El teatro es una actividad que cambia y brinda una perspectiva diferente de las cosas, te invita a reflexionar los diversos aspectos que comprende la vida, brindando múltiples beneficios como promover la empatía, que siempre hace falta en sociedades como las nuestras, desarrollar la imaginación y la creatividad permitiendo la catarsis, y la liberación emocional, que enriquece la experiencia del espectador.

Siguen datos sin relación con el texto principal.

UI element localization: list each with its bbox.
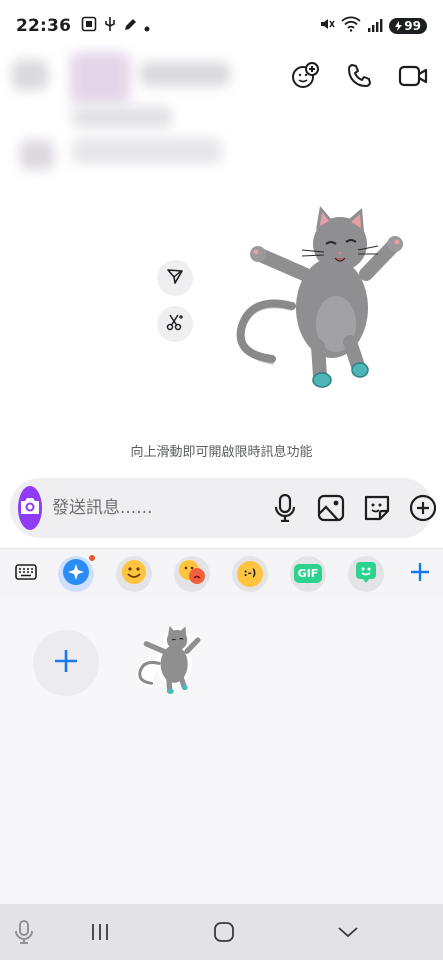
- microphone-icon: [15, 920, 33, 944]
- composer-icons: [271, 494, 437, 522]
- add-sticker-pack-button[interactable]: [409, 559, 431, 589]
- home-button[interactable]: [210, 920, 238, 944]
- ai-sticker-tab[interactable]: [58, 553, 96, 592]
- chat-header: [0, 52, 443, 104]
- battery-level: 99: [404, 19, 421, 33]
- video-call-icon[interactable]: [397, 60, 429, 92]
- recent-apps-button[interactable]: [86, 920, 114, 944]
- recent-apps-icon: [92, 924, 108, 940]
- cutout-button[interactable]: [157, 306, 193, 342]
- smiley-icon: [121, 559, 147, 589]
- status-time: 22:36: [16, 16, 72, 36]
- cat-sticker-message[interactable]: [232, 196, 410, 414]
- home-icon: [214, 922, 234, 942]
- status-bar: 22:36 99: [0, 0, 443, 52]
- avatar-sticker-icon: [354, 560, 378, 588]
- camera-icon: [18, 495, 42, 521]
- cutout-icon: [165, 312, 185, 336]
- message-preview-blurred: [72, 138, 222, 164]
- voice-input-button[interactable]: [10, 920, 38, 944]
- new-badge: [88, 553, 96, 562]
- sticker-tray-body: [0, 598, 443, 904]
- screenshot-icon: [81, 16, 97, 36]
- gif-tab[interactable]: GIF: [290, 555, 326, 592]
- message-composer: [10, 478, 437, 538]
- contact-name-blurred[interactable]: [140, 62, 230, 86]
- avatar-sticker-tab[interactable]: [348, 555, 384, 592]
- status-icons-left: [81, 16, 150, 36]
- mixed-emoji-icon: [178, 559, 206, 589]
- usb-icon: [104, 16, 116, 36]
- cat-sticker-item[interactable]: [134, 622, 206, 704]
- vanish-mode-hint: 向上滑動即可開啟限時訊息功能: [130, 445, 313, 460]
- status-icons-right: 99: [319, 16, 427, 36]
- dot-icon: [144, 17, 150, 36]
- pen-icon: [123, 17, 137, 36]
- contact-avatar-blurred[interactable]: [70, 52, 130, 104]
- message-preview-blurred: [72, 106, 172, 128]
- plus-icon: [411, 562, 429, 581]
- emoticon-label: :-): [243, 568, 257, 579]
- add-participant-icon[interactable]: [289, 60, 321, 92]
- plus-icon: [53, 648, 79, 678]
- create-sticker-button[interactable]: [33, 630, 99, 696]
- voice-call-icon[interactable]: [343, 60, 375, 92]
- sticker-tray-tabs: :-) GIF: [0, 548, 443, 598]
- mute-vibrate-icon: [319, 16, 335, 36]
- gif-icon: GIF: [293, 564, 323, 583]
- signal-icon: [367, 17, 383, 36]
- keyboard-icon: [15, 563, 37, 584]
- battery-indicator: 99: [389, 18, 427, 34]
- gallery-icon[interactable]: [317, 494, 345, 522]
- sticker-icon[interactable]: [363, 494, 391, 522]
- forward-icon: [166, 267, 184, 289]
- forward-button[interactable]: [157, 260, 193, 296]
- back-button[interactable]: [334, 920, 362, 944]
- back-area-blurred[interactable]: [12, 60, 48, 90]
- emoji-tab[interactable]: [116, 555, 152, 592]
- back-icon: [338, 927, 358, 938]
- emoticon-tab[interactable]: :-): [232, 555, 268, 592]
- microphone-icon[interactable]: [271, 494, 299, 522]
- ai-sparkle-icon: [62, 558, 90, 590]
- plus-circle-icon[interactable]: [409, 494, 437, 522]
- wifi-icon: [341, 16, 361, 36]
- message-input[interactable]: [52, 498, 271, 518]
- system-nav-bar: [0, 904, 443, 960]
- message-preview-blurred: [20, 140, 54, 170]
- header-actions: [289, 60, 429, 92]
- mixed-emoji-tab[interactable]: [174, 555, 210, 592]
- camera-button[interactable]: [18, 486, 42, 530]
- keyboard-tab[interactable]: [12, 556, 40, 592]
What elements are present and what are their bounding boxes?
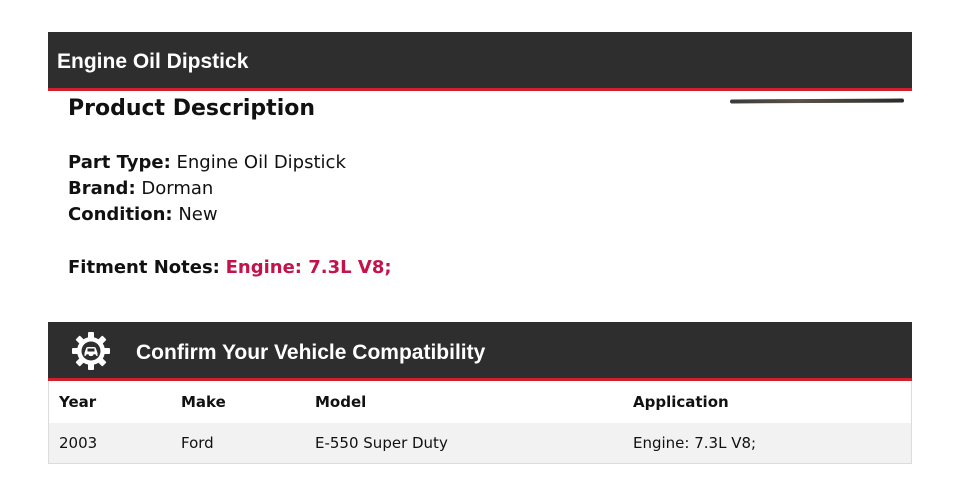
compatibility-bar: Confirm Your Vehicle Compatibility (48, 322, 912, 381)
cell-model: E-550 Super Duty (315, 434, 448, 452)
fitment-notes-value: Engine: 7.3L V8; (225, 257, 392, 278)
column-header-model: Model (315, 393, 367, 411)
column-header-make: Make (181, 393, 226, 411)
gear-car-icon (72, 332, 110, 370)
compatibility-table: Year Make Model Application 2003 Ford E-… (48, 381, 912, 464)
column-header-year: Year (59, 393, 97, 411)
brand-line: Brand: Dorman (68, 178, 213, 199)
cell-year: 2003 (59, 434, 98, 452)
fitment-notes-label: Fitment Notes: (68, 257, 220, 278)
fitment-notes-line: Fitment Notes: Engine: 7.3L V8; (68, 257, 392, 278)
product-description-section: Product Description (68, 96, 315, 121)
part-type-value: Engine Oil Dipstick (176, 152, 346, 173)
brand-label: Brand: (68, 178, 136, 199)
dipstick-product-image (729, 98, 905, 104)
table-row: 2003 Ford E-550 Super Duty Engine: 7.3L … (49, 423, 911, 463)
part-type-label: Part Type: (68, 152, 171, 173)
condition-value: New (178, 204, 218, 225)
product-title: Engine Oil Dipstick (57, 50, 249, 73)
product-description-heading: Product Description (68, 96, 316, 121)
product-title-bar: Engine Oil Dipstick (48, 32, 912, 91)
cell-make: Ford (181, 434, 214, 452)
condition-line: Condition: New (68, 204, 218, 225)
table-header-row: Year Make Model Application (49, 381, 911, 423)
column-header-application: Application (633, 393, 729, 411)
compatibility-title: Confirm Your Vehicle Compatibility (136, 341, 486, 364)
brand-value: Dorman (141, 178, 214, 199)
part-type-line: Part Type: Engine Oil Dipstick (68, 152, 346, 173)
cell-application: Engine: 7.3L V8; (633, 434, 757, 452)
condition-label: Condition: (68, 204, 173, 225)
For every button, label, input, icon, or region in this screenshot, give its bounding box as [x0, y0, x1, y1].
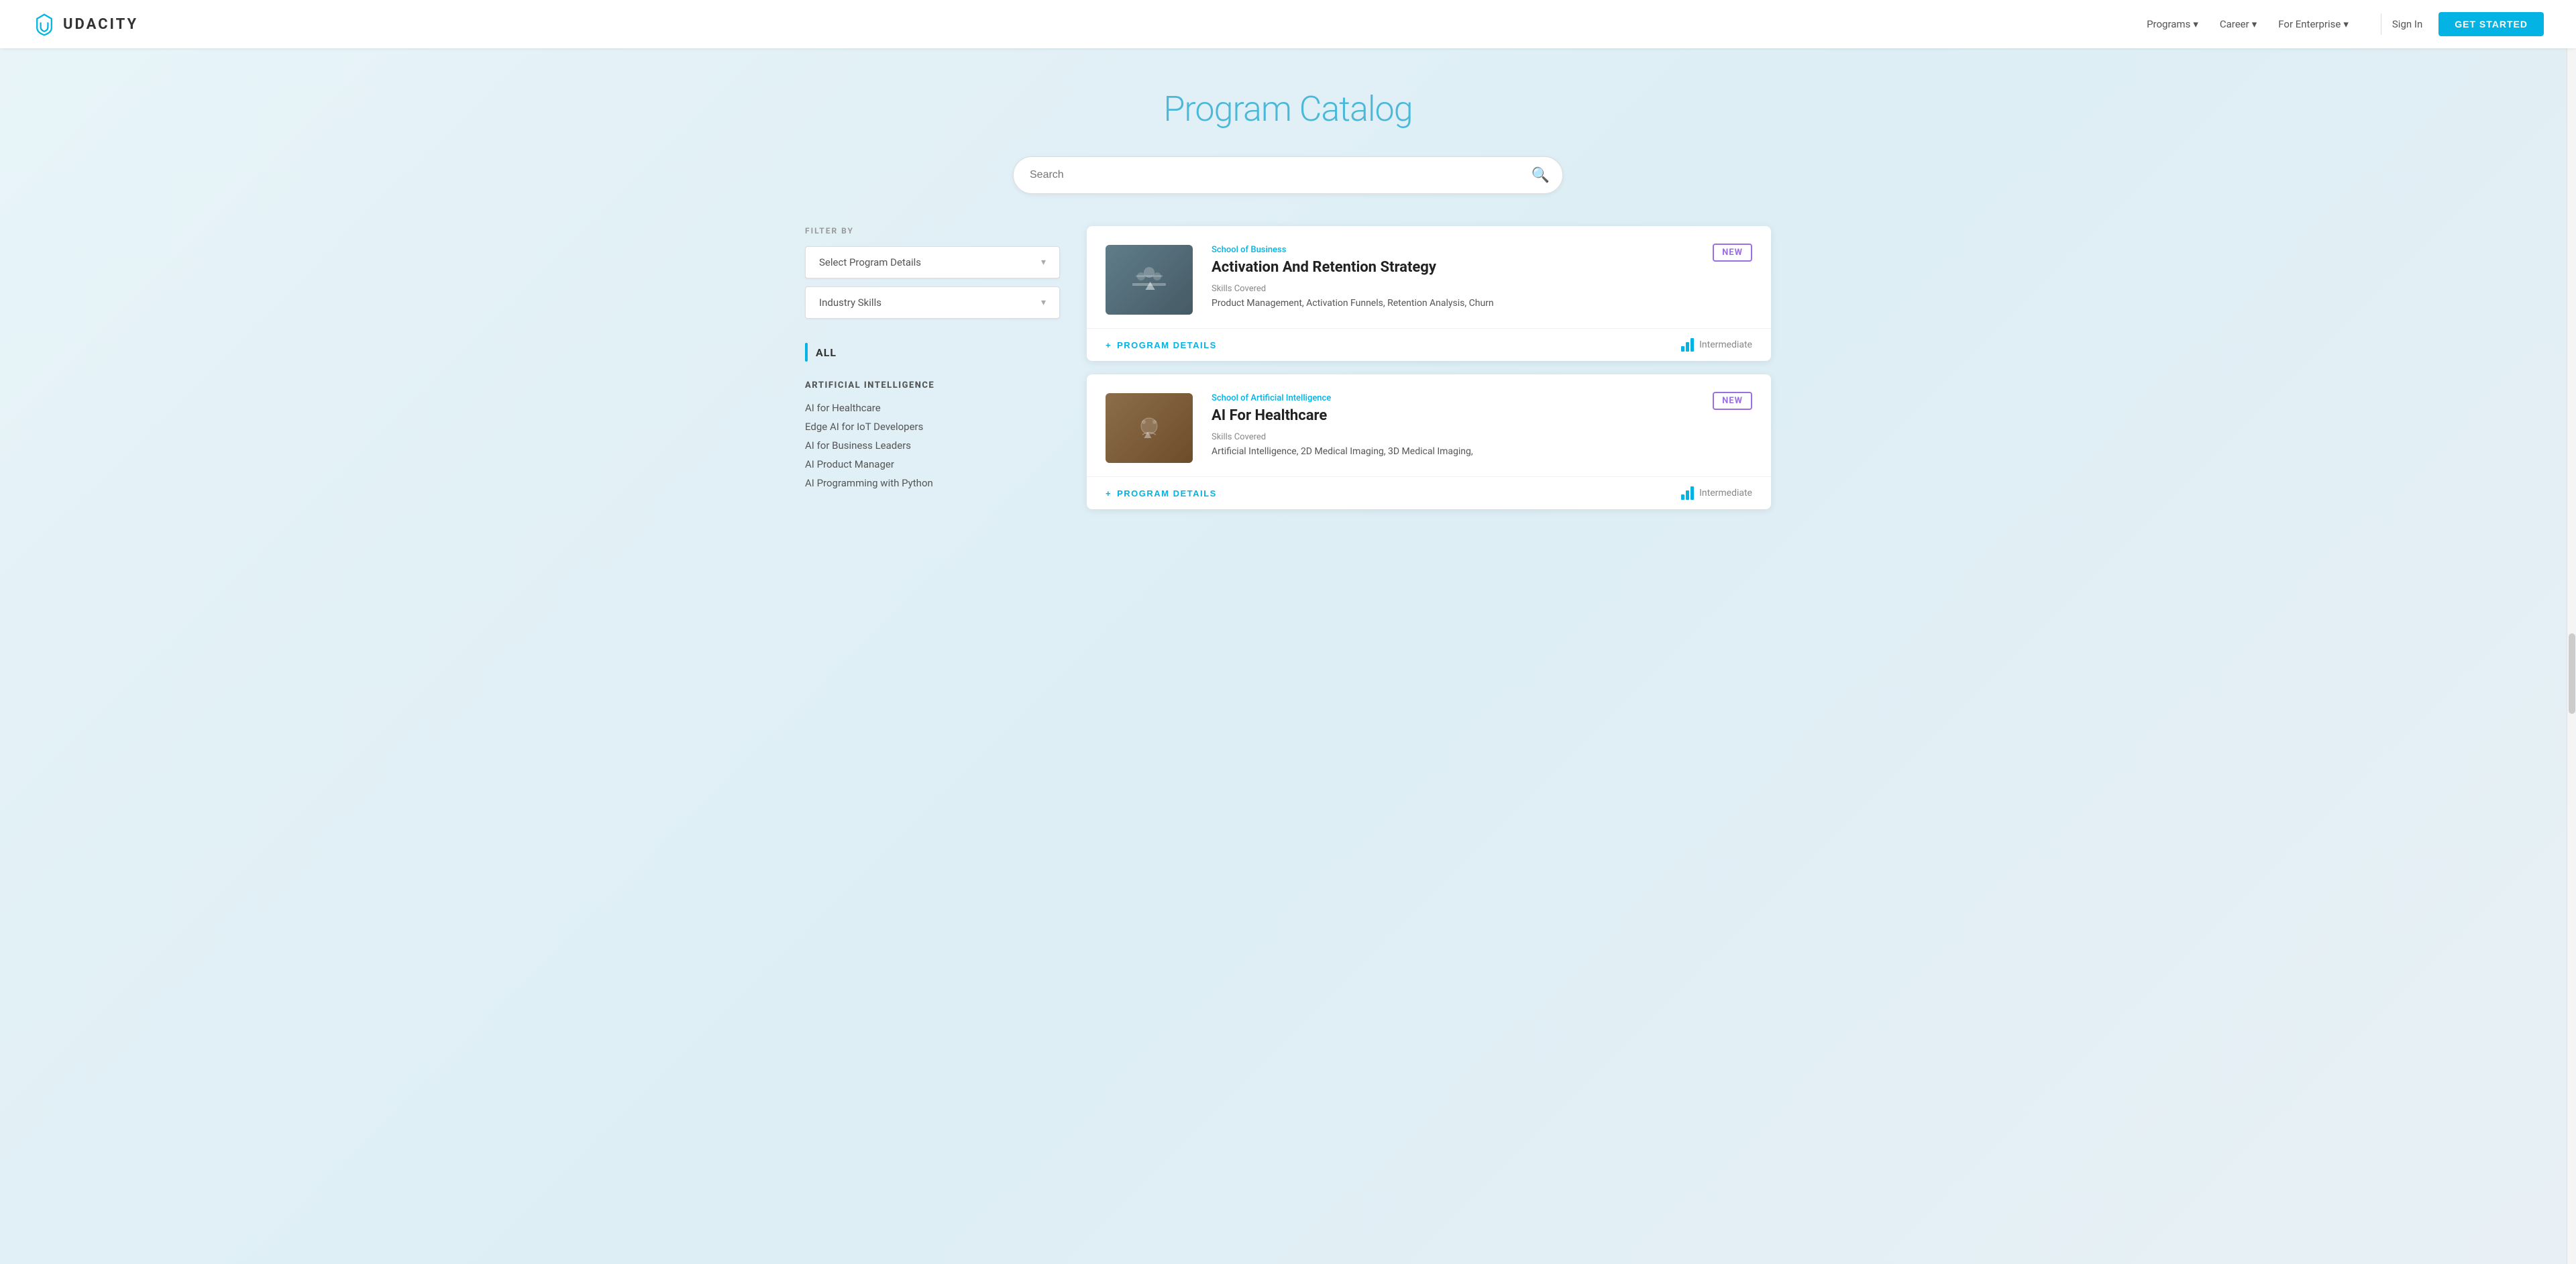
enterprise-nav-link[interactable]: For Enterprise ▾: [2278, 18, 2349, 30]
catalog-list: ⛰ School of Business Activation And Rete…: [1087, 226, 1771, 509]
sidebar-item-ai-python[interactable]: AI Programming with Python: [805, 474, 1060, 492]
enterprise-chevron-icon: ▾: [2343, 18, 2349, 30]
plus-icon-activation: +: [1106, 340, 1112, 350]
card-thumbnail-ai-healthcare: ⛰: [1106, 393, 1193, 463]
card-school-activation: School of Business: [1212, 245, 1694, 255]
thumbnail-ai-svg: ⛰: [1129, 411, 1169, 445]
udacity-logo-icon: [32, 12, 56, 36]
career-nav-link[interactable]: Career ▾: [2220, 18, 2257, 30]
nav-all-bar: [805, 343, 808, 362]
select-program-dropdown[interactable]: Select Program Details ▾: [805, 246, 1060, 278]
card-skills-activation: Product Management, Activation Funnels, …: [1212, 297, 1694, 311]
card-skills-label-activation: Skills Covered: [1212, 284, 1694, 294]
page-title: Program Catalog: [32, 89, 2544, 129]
nav-links: Programs ▾ Career ▾ For Enterprise ▾: [2147, 18, 2349, 30]
level-indicator-ai-healthcare: Intermediate: [1681, 486, 1752, 500]
program-details-button-ai-healthcare[interactable]: + PROGRAM DETAILS: [1106, 488, 1217, 498]
content-layout: FILTER BY Select Program Details ▾ Indus…: [805, 226, 1771, 509]
filter-label: FILTER BY: [805, 226, 1060, 235]
card-title-ai-healthcare: AI For Healthcare: [1212, 407, 1694, 424]
card-title-activation: Activation And Retention Strategy: [1212, 259, 1694, 276]
card-info-activation: School of Business Activation And Retent…: [1212, 245, 1694, 311]
svg-text:⛰: ⛰: [1144, 429, 1152, 440]
scrollbar-thumb[interactable]: [2569, 633, 2575, 714]
sidebar-item-edge-ai[interactable]: Edge AI for IoT Developers: [805, 417, 1060, 436]
card-thumbnail-activation: ⛰: [1106, 245, 1193, 315]
programs-nav-link[interactable]: Programs ▾: [2147, 18, 2198, 30]
card-school-ai-healthcare: School of Artificial Intelligence: [1212, 393, 1694, 403]
bar-chart-icon-activation: [1681, 338, 1694, 352]
career-chevron-icon: ▾: [2252, 18, 2257, 30]
logo-area[interactable]: UDACITY: [32, 12, 138, 36]
thumbnail-business-svg: ⛰: [1129, 263, 1169, 297]
sidebar-category-ai: ARTIFICIAL INTELLIGENCE AI for Healthcar…: [805, 380, 1060, 492]
sidebar-nav: ALL ARTIFICIAL INTELLIGENCE AI for Healt…: [805, 337, 1060, 492]
card-top-ai-healthcare: ⛰ School of Artificial Intelligence AI F…: [1087, 374, 1771, 476]
search-container: 🔍: [1013, 156, 1563, 194]
search-button[interactable]: 🔍: [1532, 166, 1550, 184]
badge-new-ai-healthcare: NEW: [1713, 392, 1752, 410]
bar-chart-icon-ai-healthcare: [1681, 486, 1694, 500]
card-skills-label-ai-healthcare: Skills Covered: [1212, 432, 1694, 442]
thumbnail-business-img: ⛰: [1106, 245, 1193, 315]
logo-text: UDACITY: [63, 16, 138, 33]
search-icon: 🔍: [1532, 166, 1550, 183]
nav-right: Sign In GET STARTED: [2392, 12, 2544, 36]
scrollbar-area[interactable]: [2567, 0, 2576, 1264]
thumbnail-ai-img: ⛰: [1106, 393, 1193, 463]
search-input[interactable]: [1013, 156, 1563, 194]
sidebar: FILTER BY Select Program Details ▾ Indus…: [805, 226, 1060, 509]
industry-skills-chevron-icon: ▾: [1041, 297, 1046, 308]
program-card-ai-healthcare: ⛰ School of Artificial Intelligence AI F…: [1087, 374, 1771, 509]
sidebar-item-ai-healthcare[interactable]: AI for Healthcare: [805, 399, 1060, 417]
sidebar-item-ai-product-manager[interactable]: AI Product Manager: [805, 455, 1060, 474]
sidebar-item-ai-business[interactable]: AI for Business Leaders: [805, 436, 1060, 455]
program-card-activation: ⛰ School of Business Activation And Rete…: [1087, 226, 1771, 361]
card-footer-ai-healthcare: + PROGRAM DETAILS Intermediate: [1087, 476, 1771, 509]
select-program-chevron-icon: ▾: [1041, 257, 1046, 268]
level-indicator-activation: Intermediate: [1681, 338, 1752, 352]
programs-chevron-icon: ▾: [2193, 18, 2198, 30]
card-skills-ai-healthcare: Artificial Intelligence, 2D Medical Imag…: [1212, 445, 1694, 459]
sign-in-button[interactable]: Sign In: [2392, 18, 2422, 30]
card-badge-ai-healthcare: NEW: [1713, 393, 1752, 406]
navbar: UDACITY Programs ▾ Career ▾ For Enterpri…: [0, 0, 2576, 48]
industry-skills-dropdown[interactable]: Industry Skills ▾: [805, 286, 1060, 319]
card-badge-activation: NEW: [1713, 245, 1752, 258]
card-footer-activation: + PROGRAM DETAILS Intermediate: [1087, 328, 1771, 361]
card-info-ai-healthcare: School of Artificial Intelligence AI For…: [1212, 393, 1694, 459]
svg-text:⛰: ⛰: [1145, 279, 1155, 293]
nav-all[interactable]: ALL: [805, 337, 1060, 367]
plus-icon-ai-healthcare: +: [1106, 488, 1112, 498]
get-started-button[interactable]: GET STARTED: [2438, 12, 2544, 36]
badge-new-activation: NEW: [1713, 244, 1752, 262]
main-content: Program Catalog 🔍 FILTER BY Select Progr…: [0, 48, 2576, 541]
program-details-button-activation[interactable]: + PROGRAM DETAILS: [1106, 340, 1217, 350]
card-top-activation: ⛰ School of Business Activation And Rete…: [1087, 226, 1771, 328]
category-title-ai: ARTIFICIAL INTELLIGENCE: [805, 380, 1060, 390]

La composición teatral, vista de esta manera, crea nuevas formas de expresión y experimentación, donde se integran los diferentes lenguajes creativos, se promueve una participación del público, crea espacios de diálogo y debate sobre temas de interés mutuos entre espectador y artista, por lo cual este método crea un espacio para generar criterios propios, lógicos y coherentes de las cosas.
A través del teatro, se activa nuestro espíritu sensible para adquirir los conocimientos que brinda la vida, debe ser una práctica recurrente entre todos los seres humanos, sin embargo, es importante no caer en dogmatismos y reconocer la existencia de otras perspectivas válidas sobre el mismo. El teatro puede ser muchas cosas: entretenimiento, reflexión, catarsis y experimentación. Lo importante es que sea un espacio de encuentro humano que nos ayude a comprender mejor el mundo y a nosotros mismos.
Existen otros paradigmas, con los que no estamos de acuerdo, como el de León David, quien dice, que no existe el teatro dominicano; el teatro es una representación cultural independiente del método y la técnica, tomar una postura indicando que el teatro dominicano es “querer ser lo que ya somos”, es un tanto contradictorio, pues si somos dominicanos ¿Qué deberíamos representar? Y sí, hay que hacer un teatro de calidad y digno, pero si tiene su toque de dominicanidad es un teatro perfecto.
Paradigmas como el de María Castillo también llaman a la reflexión y comprensión, considerar que para catalogar un teatro de dominicano, no necesariamente debe pasar por el proceso que indica: desde la “construcción de una identidad teatral univoca, pura e incontaminada”; el arte y en su defecto el teatro, de por sí, ya están contaminados, con esto me refiero a que cada cultura le da su toque artístico a las cosas y al ser diferente se vuelve único, así el teatro encontrándose con la cultura dominicana, se convierte en teatro dominicano.
Considero que ambos paradigmas son demasiado rígidos y excluyentes. Negar la existencia del teatro dominicano como tal es negar la riqueza y diversidad cultural de nuestro país. El teatro dominicano es una amalgama de diferentes influencias, tanto locales como internacionales, que lo convierten en algo único y especial.
Exigir una identidad teatral única e incontaminada es una utopía irrealizable. El arte, por su propia naturaleza, es dinámico y cambiante, está en constante interacción con otras culturas. Pretender aislar el teatro dominicano de estas influencias es negarle la posibilidad de evolucionar y crecer.
El teatro, en todas sus formas aspectos y diferencias, es una herramienta invaluable para el desarrollo individual y colectivo. Su capacidad para transformar y humanizar nos recuerda su importancia en la construcción de una sociedad más justa, equitativa y sensible en todos los aspectos posibles.